Aday öğretmenlikten öğretmenliğe geçişte sınav uygulaması, öğretmenliğin kamu personeli sisteminin geneli dışında bir yerde konuşlanması sonucunu doğuracaktır. Aday öğretmenlikten öğretmenliğe geçişte uygulanacak sınava katılmak için, performans değerlendirmesinde başarılı olmak şeklinde bir şartın varlığı, aday öğretmenlerin yoğun bir idari baskı altına alınması sonucu yanında pamuk ipliğine bağlı bir iş güvencesi algısını da beraberinde getirebilir. Sınava girmeye hak kazanamayanlar ile sınavda iki defa başarısız olanların memuriyetle ilişiğinin kesilmesi işlemi, 652 sayılı KHK’nın 40. maddesi kapsamında denetçi ve uzman yardımcısı olarak ataması yapılanların belirtilen süre içerisinde uzman ve denetçi unvanlı kadrolara atanamaması durumunda durumlarına uygun memur kadrolarına atanmasına ilişkin hüküm karşısında oldukça ağır bir idari yaptırım ve eşitsizliğe sebep olan bir uygulama olacaktır.
Kariyer Basamakları
Kariyer basamaklarında yargı kararından hareketle bazı hak kaybına uğrayan öğretmenlerin geri ödeme yapmalarının önüne geçilmesi doğru bir yaklaşımdır fakat tasarıda, kariyer basamaklarına ilişkin bir düzenlemenin yapılmamış olması da önemli bir eksiklik olarak durmaktadır. Öğretmenler arasında kariyer basamakları uygulamasının yeniden hayata geçirilmesi ve bu kapsamda Anayasa Mahkemesi’nin kararları doğrultusunda düzenleme yapılması beklentisi varken, aksi yönde bir durum oluşturmak ve 1739 sayılı Kanun’un 43. maddesinin kariyer basamaklarına ilişkin iki fıkrası yürürlükten kaldırmak, lisansüstü ve doktora eğitimlerini tamamlamış olmakla uzman öğretmen ve başöğretmen olma beklentisi taşıyan öğretmenlerimizi hayal kırıklığına uğratmıştır. Bakanlığın öğretmen politikalarında bir taraftan yüksek lisans ve doktoralı öğretmenlik vurgusu yer alırken, diğer taraftan kariyer basamakları uygulamasından vazgeçilmek istenmesi çelişki teşkil etmektedir.
Eğitim Denetmenleri
Komisyon görüşmeleri neticesinde, Bakanlığın “eğitim denetmenliği” unvanı altında birleştirilen rehberlik ve denetim sistemi kapsamında eğitim denetmenliği unvanı, “maarif müfettişi” olarak yeniden düzenlendi. Eğitim müfettişlerinin “müfettiş” unvanlarına yeniden kavuşmaları yerinde bir değişiklik olsa da, özlük haklarının, birleştirilen “bakanlık denetçileri” seviyesine çıkarılması gerektiği yönündeki girişimimizin Meclis Genel Kurulu’nda gündeme alınması için çabalarımız devam edecektir.

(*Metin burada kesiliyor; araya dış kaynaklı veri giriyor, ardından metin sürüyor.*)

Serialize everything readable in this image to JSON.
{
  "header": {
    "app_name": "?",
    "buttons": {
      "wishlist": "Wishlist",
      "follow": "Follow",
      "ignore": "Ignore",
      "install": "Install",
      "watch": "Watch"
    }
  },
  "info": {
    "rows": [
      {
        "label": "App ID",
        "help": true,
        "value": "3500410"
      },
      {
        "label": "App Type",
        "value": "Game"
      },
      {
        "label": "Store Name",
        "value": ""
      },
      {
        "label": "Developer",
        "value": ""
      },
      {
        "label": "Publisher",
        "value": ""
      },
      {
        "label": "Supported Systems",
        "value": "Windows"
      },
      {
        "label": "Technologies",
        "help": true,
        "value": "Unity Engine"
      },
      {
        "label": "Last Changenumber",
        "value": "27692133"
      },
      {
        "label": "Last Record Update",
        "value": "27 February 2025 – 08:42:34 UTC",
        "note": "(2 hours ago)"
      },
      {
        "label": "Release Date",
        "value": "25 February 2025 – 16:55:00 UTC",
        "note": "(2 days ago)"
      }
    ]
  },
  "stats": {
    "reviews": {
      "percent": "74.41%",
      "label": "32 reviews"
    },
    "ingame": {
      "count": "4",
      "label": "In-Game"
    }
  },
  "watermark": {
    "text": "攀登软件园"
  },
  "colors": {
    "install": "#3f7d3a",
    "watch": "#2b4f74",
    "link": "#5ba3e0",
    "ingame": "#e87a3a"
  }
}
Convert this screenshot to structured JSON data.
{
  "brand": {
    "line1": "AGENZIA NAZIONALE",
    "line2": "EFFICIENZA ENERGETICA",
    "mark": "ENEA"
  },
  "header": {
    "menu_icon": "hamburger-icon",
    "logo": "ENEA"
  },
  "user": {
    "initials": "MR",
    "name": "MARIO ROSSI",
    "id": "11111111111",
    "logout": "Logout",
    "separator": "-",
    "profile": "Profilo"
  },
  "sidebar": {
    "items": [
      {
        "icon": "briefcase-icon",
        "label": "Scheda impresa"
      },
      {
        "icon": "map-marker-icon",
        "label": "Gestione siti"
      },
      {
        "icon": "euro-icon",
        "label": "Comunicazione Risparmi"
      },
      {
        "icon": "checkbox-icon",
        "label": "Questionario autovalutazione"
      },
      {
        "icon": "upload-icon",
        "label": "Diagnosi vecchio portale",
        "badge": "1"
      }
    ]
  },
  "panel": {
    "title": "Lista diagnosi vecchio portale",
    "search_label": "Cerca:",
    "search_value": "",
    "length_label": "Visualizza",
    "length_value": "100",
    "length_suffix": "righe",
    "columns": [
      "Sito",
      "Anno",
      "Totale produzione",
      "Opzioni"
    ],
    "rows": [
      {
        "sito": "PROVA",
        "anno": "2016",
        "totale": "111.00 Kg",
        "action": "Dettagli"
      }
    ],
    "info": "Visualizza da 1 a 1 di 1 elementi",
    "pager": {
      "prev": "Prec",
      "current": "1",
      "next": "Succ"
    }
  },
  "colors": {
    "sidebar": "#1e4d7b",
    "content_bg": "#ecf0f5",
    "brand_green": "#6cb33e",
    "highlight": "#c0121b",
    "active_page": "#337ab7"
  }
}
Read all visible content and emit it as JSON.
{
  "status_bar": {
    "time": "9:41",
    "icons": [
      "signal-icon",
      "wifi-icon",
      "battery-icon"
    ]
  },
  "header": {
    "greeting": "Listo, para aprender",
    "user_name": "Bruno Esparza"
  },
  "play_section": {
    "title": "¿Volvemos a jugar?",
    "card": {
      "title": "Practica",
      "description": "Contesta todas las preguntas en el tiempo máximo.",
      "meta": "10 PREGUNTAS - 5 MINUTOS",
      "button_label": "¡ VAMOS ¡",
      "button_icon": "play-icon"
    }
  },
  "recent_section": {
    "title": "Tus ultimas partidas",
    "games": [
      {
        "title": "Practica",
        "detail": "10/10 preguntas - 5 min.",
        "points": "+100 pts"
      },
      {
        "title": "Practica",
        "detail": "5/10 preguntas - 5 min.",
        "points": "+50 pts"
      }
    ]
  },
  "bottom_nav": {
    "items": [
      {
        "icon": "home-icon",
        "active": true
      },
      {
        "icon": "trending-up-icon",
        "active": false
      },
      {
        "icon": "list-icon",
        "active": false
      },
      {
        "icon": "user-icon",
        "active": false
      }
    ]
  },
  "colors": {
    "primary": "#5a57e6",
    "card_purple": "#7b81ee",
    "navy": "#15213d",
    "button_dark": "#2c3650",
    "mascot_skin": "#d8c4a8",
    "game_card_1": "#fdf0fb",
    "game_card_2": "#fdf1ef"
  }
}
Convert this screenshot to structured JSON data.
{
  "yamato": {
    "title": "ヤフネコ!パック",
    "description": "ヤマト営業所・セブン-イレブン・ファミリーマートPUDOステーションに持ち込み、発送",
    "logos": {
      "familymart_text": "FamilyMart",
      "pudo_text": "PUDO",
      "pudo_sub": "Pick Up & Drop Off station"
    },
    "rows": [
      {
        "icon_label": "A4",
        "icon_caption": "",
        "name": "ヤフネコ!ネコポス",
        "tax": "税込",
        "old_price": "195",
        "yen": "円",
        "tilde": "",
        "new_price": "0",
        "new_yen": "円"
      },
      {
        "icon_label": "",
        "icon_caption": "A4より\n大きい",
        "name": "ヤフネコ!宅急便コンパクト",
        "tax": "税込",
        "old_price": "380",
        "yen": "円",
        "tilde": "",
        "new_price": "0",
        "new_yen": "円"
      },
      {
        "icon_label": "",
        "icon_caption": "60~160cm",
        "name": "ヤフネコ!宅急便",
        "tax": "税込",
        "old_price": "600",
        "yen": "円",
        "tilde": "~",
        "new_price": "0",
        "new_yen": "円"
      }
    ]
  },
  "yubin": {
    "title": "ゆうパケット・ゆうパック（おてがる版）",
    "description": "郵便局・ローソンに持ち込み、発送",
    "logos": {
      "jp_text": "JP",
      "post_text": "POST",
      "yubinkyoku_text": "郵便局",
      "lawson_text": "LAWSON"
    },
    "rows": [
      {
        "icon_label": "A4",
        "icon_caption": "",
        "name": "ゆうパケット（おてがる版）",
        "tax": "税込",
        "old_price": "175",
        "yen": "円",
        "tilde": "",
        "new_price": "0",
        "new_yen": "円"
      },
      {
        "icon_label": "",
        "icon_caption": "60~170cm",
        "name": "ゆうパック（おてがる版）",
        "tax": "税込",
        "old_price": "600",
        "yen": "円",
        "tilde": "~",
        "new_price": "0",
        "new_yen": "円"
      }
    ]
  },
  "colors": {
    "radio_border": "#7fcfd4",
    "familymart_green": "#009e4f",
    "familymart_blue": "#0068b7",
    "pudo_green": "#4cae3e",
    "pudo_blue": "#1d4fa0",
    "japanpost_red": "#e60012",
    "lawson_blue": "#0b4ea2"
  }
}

Okul ve Kurum Yöneticileri
Okul ve kurum müdürlerinin, il milli eğitim müdürünün teklifi üzerine, müdür başyardımcısı ve yardımcıların ise okul veya kurum müdürünün inhası ve il milli eğitim müdürünün teklifi ile vali tarafından dört yıllığına görevlendirilmesini öngören kısmın kanun tasarısından çıkarılmasına ilişkin yaptığımız değerlendirmeyi komisyonda da dile getirdik.
Kanun tasarısının gerekçesinde bu düzenlemenin amacı net bir şekilde ifade edilmediği için, Milli Eğitim Bakanı Nabi Avcı, Komisyon görüşmelerinde, düzenlemenin, mevcut eğitim kurumu yöneticilerinin görevlerinin sona erdirilip yerlerine başkalarının görevlendirileceği şeklinde bir uygulamaya gidilmeyeceğini, mevcut yöneticilerin büyük çoğunluğunun görevlerine devam edeceğini ifade etti. Bakan Avcı, amaçlarının, gerçekte 657 sayılı Kanun’un 88. maddesi kapsamında ikincil görev niteliğinde olan eğitim kurumu yöneticiliklerinin Danıştay tarafından kazanılmış kadro unvanı gibi değerlendirildiği için beklenen performansı gösteremeyen yöneticilerin görevden alınarak yerlerine bir başka yöneticinin görevlendirilmesi sürecinde idari yargı mercilerince verilen kararlar nedeniyle böyle bir düzenlemeye gittiklerini söyledi.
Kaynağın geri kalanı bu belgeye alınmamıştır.